Lutte contre l’immigration clandestine en Éthiopie, deux trafiquants très dangereux condamnés (F. Beltrami)

Deux des trafiquants d’êtres humains les plus notoires, accusés d’extorsion et de torture de milliers de réfugiés et de migrants en Libye, ont été jugés par la justice éthiopienne et reconnus coupables de 8 chefs d’accusation pour trafic de migrants. Il s’agit de Tewelde Goitom, connu sous le nom de «Welid» et Kidane Zekariasd Habtemariam. Ils sont tous deux originaires d’Érythrée.

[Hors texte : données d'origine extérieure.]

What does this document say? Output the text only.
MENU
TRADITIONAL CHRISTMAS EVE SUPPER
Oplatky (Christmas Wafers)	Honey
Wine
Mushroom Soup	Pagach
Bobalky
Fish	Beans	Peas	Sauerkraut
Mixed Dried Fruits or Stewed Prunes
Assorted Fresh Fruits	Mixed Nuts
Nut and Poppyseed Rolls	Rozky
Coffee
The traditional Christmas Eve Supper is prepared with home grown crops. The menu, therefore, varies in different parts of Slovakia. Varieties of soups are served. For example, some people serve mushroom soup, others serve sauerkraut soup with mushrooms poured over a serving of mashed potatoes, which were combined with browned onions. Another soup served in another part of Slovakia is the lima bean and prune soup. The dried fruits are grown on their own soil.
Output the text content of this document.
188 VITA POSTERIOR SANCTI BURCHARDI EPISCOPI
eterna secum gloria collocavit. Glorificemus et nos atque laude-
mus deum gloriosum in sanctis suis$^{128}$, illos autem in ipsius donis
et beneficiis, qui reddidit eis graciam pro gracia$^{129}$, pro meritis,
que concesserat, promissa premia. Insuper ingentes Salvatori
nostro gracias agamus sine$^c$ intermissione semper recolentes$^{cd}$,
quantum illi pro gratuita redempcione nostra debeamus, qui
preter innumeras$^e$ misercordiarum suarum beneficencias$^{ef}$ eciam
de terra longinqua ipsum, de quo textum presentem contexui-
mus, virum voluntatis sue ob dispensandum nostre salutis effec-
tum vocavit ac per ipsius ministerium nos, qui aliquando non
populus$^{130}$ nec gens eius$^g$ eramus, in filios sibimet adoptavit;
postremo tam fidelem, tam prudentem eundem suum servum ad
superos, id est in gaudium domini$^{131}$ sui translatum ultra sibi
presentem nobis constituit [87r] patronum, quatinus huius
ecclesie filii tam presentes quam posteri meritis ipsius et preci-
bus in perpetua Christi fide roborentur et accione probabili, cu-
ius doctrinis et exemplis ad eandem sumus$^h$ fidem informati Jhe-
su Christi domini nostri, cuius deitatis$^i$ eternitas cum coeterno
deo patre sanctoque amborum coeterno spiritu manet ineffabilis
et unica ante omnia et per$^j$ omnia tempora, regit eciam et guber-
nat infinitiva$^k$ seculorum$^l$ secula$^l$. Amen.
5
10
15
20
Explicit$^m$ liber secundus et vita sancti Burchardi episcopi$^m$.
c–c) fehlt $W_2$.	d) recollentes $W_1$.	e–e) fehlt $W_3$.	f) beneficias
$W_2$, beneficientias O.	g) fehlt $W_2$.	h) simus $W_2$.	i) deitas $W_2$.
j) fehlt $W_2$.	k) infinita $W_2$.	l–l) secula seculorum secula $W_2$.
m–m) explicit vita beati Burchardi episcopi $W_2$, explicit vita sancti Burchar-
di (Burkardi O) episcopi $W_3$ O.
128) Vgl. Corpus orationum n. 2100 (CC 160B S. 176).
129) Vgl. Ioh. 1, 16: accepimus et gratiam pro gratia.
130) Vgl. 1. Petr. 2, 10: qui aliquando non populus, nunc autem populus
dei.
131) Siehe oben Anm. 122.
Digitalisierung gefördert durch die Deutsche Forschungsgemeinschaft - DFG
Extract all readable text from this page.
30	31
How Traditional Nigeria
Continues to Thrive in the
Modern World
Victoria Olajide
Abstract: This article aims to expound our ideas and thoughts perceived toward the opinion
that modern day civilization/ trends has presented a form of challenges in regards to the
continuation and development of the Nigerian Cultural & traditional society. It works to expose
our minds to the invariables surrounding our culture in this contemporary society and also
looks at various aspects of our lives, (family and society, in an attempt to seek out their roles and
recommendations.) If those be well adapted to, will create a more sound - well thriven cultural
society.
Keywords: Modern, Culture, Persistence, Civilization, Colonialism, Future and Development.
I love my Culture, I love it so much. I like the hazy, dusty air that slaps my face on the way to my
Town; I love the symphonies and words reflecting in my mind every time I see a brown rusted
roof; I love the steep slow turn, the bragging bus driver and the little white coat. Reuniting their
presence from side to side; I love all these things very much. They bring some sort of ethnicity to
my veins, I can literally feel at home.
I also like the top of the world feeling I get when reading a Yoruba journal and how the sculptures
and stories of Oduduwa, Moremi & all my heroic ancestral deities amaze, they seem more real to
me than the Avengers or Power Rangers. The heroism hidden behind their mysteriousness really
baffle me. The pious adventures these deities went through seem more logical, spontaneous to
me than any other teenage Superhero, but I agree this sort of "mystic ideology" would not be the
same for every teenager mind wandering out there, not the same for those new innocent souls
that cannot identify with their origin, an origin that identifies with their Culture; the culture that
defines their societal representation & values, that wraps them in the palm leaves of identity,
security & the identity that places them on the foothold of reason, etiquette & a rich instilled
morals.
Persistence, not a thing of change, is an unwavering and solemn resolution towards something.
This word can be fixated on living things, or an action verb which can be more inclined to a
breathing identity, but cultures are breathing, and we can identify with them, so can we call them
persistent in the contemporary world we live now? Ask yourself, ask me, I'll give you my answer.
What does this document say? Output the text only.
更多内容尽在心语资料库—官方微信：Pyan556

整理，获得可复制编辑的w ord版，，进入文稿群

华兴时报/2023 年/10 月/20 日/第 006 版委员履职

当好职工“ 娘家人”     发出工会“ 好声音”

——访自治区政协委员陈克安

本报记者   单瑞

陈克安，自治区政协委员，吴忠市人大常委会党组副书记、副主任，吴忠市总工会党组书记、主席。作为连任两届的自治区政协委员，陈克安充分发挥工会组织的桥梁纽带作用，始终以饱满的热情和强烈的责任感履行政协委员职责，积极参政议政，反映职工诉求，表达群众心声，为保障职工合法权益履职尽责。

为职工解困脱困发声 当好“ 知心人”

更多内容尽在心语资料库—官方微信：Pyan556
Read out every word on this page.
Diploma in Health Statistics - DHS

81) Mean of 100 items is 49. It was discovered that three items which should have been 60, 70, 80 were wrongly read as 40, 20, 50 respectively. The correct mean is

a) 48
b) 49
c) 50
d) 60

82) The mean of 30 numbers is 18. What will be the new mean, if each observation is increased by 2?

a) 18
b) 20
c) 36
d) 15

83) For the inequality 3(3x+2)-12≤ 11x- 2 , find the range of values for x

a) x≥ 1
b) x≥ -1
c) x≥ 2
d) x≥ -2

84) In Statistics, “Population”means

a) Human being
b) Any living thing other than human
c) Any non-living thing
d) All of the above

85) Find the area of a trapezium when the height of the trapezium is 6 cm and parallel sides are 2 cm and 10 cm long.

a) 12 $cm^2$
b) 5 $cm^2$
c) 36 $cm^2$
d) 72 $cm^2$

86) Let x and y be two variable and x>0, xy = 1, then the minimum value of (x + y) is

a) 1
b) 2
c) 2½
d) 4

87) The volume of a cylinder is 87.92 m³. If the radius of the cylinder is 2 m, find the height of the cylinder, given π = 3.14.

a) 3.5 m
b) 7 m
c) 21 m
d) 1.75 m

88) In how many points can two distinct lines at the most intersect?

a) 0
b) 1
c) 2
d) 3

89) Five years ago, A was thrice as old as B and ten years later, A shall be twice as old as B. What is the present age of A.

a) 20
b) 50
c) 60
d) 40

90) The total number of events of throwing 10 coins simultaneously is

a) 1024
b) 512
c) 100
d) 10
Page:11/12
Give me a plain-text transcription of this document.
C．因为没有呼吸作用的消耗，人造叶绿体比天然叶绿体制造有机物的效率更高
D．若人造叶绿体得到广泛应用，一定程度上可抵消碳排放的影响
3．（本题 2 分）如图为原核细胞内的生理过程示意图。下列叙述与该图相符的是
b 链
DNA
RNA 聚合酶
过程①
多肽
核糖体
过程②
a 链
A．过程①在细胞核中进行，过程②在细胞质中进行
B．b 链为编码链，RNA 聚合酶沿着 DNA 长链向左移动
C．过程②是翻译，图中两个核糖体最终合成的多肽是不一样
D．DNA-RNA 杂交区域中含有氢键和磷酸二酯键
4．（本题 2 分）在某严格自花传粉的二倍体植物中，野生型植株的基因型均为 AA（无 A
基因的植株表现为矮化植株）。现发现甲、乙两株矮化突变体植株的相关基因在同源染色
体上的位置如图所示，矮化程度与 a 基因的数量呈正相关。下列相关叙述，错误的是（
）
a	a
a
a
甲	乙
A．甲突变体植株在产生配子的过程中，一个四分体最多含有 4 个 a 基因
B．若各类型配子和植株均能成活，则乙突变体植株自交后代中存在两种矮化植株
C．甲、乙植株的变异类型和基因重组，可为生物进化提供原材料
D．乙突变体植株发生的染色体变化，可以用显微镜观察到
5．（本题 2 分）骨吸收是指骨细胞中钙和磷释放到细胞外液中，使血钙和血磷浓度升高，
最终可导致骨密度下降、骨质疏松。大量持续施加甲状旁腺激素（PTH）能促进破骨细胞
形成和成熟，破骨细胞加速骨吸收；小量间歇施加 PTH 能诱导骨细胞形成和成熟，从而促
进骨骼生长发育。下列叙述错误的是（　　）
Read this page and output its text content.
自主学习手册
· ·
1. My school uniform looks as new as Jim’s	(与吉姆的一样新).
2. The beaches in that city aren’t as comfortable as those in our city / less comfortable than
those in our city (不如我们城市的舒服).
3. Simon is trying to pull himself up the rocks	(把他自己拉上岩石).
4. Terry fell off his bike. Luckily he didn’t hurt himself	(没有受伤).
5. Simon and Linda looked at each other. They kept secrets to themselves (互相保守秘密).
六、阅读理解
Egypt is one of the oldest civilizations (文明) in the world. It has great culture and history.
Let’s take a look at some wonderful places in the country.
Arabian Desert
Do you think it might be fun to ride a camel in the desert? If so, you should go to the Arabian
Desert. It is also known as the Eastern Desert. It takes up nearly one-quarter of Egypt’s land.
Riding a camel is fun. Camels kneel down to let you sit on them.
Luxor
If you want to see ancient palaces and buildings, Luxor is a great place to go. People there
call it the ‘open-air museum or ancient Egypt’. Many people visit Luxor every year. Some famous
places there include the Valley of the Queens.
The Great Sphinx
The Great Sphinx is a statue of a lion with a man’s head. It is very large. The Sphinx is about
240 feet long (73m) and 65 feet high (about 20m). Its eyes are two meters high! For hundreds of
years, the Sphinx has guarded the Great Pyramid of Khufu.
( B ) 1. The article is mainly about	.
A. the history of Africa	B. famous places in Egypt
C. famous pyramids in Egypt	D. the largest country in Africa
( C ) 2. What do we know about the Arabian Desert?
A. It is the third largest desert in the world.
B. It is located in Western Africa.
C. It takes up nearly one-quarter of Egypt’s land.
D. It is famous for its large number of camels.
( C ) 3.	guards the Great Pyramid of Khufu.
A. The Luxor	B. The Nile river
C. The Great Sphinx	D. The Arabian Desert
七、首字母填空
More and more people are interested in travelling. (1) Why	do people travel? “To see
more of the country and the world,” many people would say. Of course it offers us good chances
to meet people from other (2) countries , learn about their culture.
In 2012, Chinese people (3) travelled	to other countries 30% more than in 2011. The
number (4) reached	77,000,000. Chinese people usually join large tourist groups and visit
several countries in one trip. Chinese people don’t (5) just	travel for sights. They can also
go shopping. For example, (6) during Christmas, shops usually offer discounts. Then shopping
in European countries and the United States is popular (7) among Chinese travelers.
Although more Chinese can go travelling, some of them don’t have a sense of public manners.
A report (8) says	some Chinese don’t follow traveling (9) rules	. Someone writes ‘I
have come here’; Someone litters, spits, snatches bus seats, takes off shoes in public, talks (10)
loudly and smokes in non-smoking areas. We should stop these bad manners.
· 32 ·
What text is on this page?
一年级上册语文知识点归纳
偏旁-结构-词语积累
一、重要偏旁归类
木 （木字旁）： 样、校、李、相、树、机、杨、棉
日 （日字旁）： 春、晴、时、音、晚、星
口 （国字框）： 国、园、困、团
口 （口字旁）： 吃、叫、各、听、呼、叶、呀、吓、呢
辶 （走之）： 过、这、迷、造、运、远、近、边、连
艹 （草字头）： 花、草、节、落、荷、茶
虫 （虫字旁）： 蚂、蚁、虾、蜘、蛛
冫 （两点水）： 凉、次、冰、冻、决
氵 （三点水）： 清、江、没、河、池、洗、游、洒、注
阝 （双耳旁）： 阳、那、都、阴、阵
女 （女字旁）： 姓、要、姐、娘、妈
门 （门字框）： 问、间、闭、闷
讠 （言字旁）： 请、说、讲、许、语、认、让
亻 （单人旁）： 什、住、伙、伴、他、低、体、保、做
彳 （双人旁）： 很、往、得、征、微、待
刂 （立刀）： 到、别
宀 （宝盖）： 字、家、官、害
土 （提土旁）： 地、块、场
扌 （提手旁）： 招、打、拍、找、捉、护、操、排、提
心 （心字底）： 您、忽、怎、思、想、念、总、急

Welid a opéré en Libye entre 2014 et 2018 environ et il aurait été au centre d’un trafic commercial extrêmement brutal mais très rentable de migrants désespérés essayant d’atteindre l’Europe, via la «route italienne». Welid a été arrêté en Éthiopie en mars 2020, un mois après l’arrestation d’un de ses associés: Habtemariam.

Les deux hommes partageaient un complexe à Bani Walid, une ville libyenne surnommée par les migrants la «ville fantôme», en raison de son illégalité et du grand nombre de personnes qui y ont disparu. Selon des dizaines de victimes, les deux trafiquants ont retenu des milliers de migrants prisonniers à des fins d’extorsion. Les immigrés trompés par ces deux monstres ont été faits prisonniers et contraints de payer 2 600 euros chacun en rançon.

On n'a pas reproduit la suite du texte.